In iRegene's unique strategy, these precursor cells can not only secrete neurotransmitters such as dopamine but also further secrete various proteins and small nucleic acids to improve Parkinson's lesions, providing a favorable "soil" environment for the transplanted cells to function in the brain.
Therefore, the Parkinson's disease cell therapy candidate NouvNeu001, developed by iRegene based on the above strategies, can efficiently promote the recovery of patients' motor and other functions. According to the results of drug administration in iRegene’s cynomolgus monkey Parkinson's model, just four weeks after a single-point administration, the animals' motor dysfunction significantly improved, and by eight weeks, their Parkinsonian behavioral symptoms had recovered by more than 60%.
Based on the results of completed pharmacological efficacy trials and safety trials, the transplantation of NouvNeu001 in various experimental animals not only greatly restored behavioral functions but also significantly improved multiple physiological and biochemical indicators.
It is reported that, in addition to having obtained systematic and solid data validation in indications with significant unmet clinical needs such as Parkinson's disease, iRegene is also continuously expanding a broader pipeline of proprietary new drugs in fields like degenerative and injury-related diseases, oncology, and metabolic system disorders.
Recently, iRegene has reached a collaboration with AliveX Biotech, a company dedicated to decoding the essence of human immunity through AI and multi-omics. By integrating their core strengths and utilizing innovative data mining strategies, the two parties aim to develop next-generation iPSC-derived cell therapy drugs for the treatment of various tumors, with a globally competitive edge.
With the rapid progress of the project, in August this year, iRegene completed its relocation to a new site and hardware upgrade, while securing nearly 100 million yuan in financing. The new site of iRegene covers an area of nearly 4,000 square meters, including a high-standard research and development center and a "B+A" grade GMP pilot production base for cell drugs that meets the highest international standards, among other functional areas. In the fourth quarter of this year, iRegene has already started pilot production on multiple new pipelines in the new pilot workshop, accelerating the product application process and internationalization efforts.

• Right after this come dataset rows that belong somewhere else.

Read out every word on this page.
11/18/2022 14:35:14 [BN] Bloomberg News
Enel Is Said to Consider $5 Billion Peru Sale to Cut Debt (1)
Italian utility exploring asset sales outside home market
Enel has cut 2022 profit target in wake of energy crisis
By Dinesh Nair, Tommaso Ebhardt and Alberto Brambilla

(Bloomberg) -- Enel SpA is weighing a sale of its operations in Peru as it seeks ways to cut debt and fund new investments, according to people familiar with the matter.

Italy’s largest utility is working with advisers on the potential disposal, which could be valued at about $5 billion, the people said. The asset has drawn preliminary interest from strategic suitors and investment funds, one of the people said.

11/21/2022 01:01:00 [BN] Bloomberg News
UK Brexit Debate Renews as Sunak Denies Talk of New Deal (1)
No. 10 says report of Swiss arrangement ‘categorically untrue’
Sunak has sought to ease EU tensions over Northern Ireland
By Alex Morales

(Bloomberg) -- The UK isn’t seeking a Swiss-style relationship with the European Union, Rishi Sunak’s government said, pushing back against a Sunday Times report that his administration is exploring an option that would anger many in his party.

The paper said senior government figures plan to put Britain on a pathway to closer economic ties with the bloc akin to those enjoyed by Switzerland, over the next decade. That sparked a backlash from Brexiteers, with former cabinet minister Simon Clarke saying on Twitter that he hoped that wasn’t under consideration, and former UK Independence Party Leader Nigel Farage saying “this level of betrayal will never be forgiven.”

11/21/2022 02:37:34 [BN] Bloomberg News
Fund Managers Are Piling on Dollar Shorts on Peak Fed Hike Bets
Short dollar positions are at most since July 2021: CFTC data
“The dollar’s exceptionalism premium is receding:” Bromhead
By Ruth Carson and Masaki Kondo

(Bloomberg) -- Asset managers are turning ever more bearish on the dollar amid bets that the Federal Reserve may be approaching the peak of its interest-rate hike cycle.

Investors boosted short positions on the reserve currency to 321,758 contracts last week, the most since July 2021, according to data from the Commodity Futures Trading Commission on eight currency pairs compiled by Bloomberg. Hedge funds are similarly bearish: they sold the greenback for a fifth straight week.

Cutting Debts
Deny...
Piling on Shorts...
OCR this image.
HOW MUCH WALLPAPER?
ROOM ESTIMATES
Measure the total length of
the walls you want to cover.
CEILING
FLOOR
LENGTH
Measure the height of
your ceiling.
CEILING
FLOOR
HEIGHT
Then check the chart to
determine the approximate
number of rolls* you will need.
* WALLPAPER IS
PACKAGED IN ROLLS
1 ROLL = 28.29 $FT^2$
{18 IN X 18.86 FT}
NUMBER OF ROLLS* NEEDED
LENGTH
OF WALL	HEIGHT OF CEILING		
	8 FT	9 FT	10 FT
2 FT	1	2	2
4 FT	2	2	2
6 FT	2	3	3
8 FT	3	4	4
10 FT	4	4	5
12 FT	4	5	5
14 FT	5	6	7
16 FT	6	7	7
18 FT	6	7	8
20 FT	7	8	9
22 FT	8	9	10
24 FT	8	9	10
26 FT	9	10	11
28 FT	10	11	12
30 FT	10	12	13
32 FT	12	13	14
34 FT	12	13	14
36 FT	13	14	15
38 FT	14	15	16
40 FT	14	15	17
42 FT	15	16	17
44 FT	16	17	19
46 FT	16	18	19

iRegene R&D and Production Base
Regarding future development, the iRegene team has firmly committed to a drug research and development approach oriented toward solving practical clinical problems. At the same time, they have formulated a strategy for synchronized development in both international and domestic markets. Specifically, this involves fully leveraging the cost advantages of iRegene's large-scale production processes to strive for early inclusion in China’s national payment system, fulfilling the original mission of iRegene: "Producing cell therapies affordable for every Chinese person." In parallel, iRegene aims to further enhance its innovative edge and achieve the overseas commercialization of its original novel drugs as soon as possible.